Amadjar è presentato da un video così. Si sentono solo le chitarre registrate sopra una duna in Mauritania. “Suonate” non è il termine adatto: “toccate” dal vento della notte, dicono i Tinariwen. Roba da fare invidia ai Sunn O))).
In effetti Stephen O’Malley è presente nel nuovo disco, forse non proprio per caso. Questa volta in un brano insieme all’ospite – anche lui rumorista affermato – Warren Ellis. Insieme firmano il featuring di Wartilla, anche se non si capisce sinceramente in che misura abbiano contribuito al pezzo. Una sorta di bellezza spettrale permea il tutto.
Amadjar è la prosecuzione di un percorso naturale di contaminazione, ma sembra evolversi ancora di più in una direzione visionaria e sperimentale, che forse era mancata in Elwan. L’album non ha sicuramente l’uniformità e l’efficacia radiofonica (oddio, se così si può chiamare) del precedente, ma scopre le sue carte più interessanti dopo numerosi ascolti, risultando per molti uno dei dischi migliori nella carriera della band.
Appena saliti sul palco dello Womad Festival, unione delle tradizioni musicali mondiali, così esordiscono i ragazzi del deserto: «Welcome, ladies and gentlemen.

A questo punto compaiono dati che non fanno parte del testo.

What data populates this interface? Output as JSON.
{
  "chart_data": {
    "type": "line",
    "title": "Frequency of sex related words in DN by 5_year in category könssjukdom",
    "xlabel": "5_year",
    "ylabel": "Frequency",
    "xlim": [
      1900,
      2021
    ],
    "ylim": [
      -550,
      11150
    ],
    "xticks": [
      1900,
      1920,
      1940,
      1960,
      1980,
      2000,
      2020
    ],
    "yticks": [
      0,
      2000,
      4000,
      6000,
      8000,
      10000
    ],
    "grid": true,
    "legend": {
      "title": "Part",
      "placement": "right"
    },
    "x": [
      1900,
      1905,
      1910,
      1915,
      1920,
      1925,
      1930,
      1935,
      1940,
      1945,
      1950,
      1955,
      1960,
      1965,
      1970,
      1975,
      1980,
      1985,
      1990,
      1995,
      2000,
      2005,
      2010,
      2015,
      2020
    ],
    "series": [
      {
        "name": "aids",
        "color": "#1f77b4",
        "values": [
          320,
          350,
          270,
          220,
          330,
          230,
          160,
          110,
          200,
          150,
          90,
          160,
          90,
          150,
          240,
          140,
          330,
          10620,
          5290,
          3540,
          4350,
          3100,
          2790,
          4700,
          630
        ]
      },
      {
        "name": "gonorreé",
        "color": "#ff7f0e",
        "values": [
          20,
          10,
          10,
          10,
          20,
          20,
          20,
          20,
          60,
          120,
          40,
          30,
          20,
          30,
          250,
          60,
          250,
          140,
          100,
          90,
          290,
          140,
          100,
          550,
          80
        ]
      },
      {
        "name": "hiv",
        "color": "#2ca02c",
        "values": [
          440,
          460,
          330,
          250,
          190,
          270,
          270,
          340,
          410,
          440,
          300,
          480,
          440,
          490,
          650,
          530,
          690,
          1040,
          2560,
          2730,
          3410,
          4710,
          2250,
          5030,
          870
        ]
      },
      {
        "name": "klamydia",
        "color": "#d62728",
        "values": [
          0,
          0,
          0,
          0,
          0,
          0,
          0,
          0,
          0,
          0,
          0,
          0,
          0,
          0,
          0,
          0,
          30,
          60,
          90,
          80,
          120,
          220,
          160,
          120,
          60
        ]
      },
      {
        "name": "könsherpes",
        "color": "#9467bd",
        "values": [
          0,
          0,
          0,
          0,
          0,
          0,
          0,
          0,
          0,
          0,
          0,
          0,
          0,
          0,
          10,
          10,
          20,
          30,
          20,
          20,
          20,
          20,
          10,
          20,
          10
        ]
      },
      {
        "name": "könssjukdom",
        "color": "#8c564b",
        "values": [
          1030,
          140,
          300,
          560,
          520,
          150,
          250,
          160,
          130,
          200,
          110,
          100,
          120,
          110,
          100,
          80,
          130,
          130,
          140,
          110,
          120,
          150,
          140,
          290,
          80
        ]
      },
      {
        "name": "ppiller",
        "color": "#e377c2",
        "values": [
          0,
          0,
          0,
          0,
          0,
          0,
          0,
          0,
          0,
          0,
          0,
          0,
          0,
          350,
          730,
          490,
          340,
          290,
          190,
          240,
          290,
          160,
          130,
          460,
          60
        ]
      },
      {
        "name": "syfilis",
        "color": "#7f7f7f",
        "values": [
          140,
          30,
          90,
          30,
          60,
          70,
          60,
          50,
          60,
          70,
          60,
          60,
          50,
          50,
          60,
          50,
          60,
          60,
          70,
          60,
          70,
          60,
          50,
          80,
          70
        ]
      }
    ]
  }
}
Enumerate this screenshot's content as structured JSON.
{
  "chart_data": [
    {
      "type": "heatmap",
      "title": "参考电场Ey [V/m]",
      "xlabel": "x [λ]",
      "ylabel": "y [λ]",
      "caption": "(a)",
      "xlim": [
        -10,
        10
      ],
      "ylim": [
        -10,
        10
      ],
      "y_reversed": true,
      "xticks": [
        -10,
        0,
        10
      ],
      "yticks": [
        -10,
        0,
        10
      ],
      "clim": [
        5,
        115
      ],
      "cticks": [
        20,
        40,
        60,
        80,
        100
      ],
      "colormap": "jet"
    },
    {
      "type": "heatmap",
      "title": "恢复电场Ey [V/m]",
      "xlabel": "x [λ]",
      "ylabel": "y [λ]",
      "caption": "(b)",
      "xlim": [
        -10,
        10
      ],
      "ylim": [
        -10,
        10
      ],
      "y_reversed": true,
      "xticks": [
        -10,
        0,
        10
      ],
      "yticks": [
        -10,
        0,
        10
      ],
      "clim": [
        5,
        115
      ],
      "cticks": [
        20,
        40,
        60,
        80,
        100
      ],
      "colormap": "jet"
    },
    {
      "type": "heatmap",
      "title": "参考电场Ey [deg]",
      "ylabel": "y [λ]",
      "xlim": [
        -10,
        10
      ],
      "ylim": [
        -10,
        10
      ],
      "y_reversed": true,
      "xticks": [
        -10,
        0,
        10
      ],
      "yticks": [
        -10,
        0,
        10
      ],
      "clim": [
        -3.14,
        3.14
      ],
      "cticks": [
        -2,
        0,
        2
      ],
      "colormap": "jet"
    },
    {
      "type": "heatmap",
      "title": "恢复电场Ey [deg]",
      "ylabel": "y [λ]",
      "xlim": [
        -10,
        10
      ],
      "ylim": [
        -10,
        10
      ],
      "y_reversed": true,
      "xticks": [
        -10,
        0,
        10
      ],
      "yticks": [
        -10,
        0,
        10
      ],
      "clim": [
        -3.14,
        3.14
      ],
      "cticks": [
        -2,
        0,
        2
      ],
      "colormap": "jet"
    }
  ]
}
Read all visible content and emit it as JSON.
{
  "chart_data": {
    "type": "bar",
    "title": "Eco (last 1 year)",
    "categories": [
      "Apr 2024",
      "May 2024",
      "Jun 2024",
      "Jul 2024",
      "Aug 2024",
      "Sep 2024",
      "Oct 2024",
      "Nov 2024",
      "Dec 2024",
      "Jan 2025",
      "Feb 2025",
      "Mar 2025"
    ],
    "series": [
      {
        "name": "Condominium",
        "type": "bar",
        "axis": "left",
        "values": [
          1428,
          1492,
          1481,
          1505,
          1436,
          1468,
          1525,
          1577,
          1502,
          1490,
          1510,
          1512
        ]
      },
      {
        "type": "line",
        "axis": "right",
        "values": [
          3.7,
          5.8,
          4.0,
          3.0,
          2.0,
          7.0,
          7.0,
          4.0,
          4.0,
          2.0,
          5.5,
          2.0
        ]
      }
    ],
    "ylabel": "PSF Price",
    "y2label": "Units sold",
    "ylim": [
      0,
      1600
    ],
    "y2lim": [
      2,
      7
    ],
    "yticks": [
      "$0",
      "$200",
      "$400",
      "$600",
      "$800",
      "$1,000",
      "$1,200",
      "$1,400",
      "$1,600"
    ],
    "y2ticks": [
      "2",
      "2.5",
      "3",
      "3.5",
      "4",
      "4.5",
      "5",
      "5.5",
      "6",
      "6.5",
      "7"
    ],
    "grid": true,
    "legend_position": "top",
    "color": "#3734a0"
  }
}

And welcome to the desert».
Corre l’anno 2004. E ancora oggi i concerti dei maliani risultano traboccare di quel trasporto ipnotico che fa respirare sabbia, sole e notti di sogni. Memorie di territori affascinanti e lontani, dilaniati da dimenticanza, conflitti e oblio.
Qui abbiamo solo provato a tracciare un breve percorso, un passaggio in questa grande, sconfinata distesa, per offrire uno scorcio di quei tramonti millenari cantati da santi, profeti e poeti di ogni paese, cultura e religione. Il resto del deserto è ancora tutto da percorrere. La colonna sonora non manca.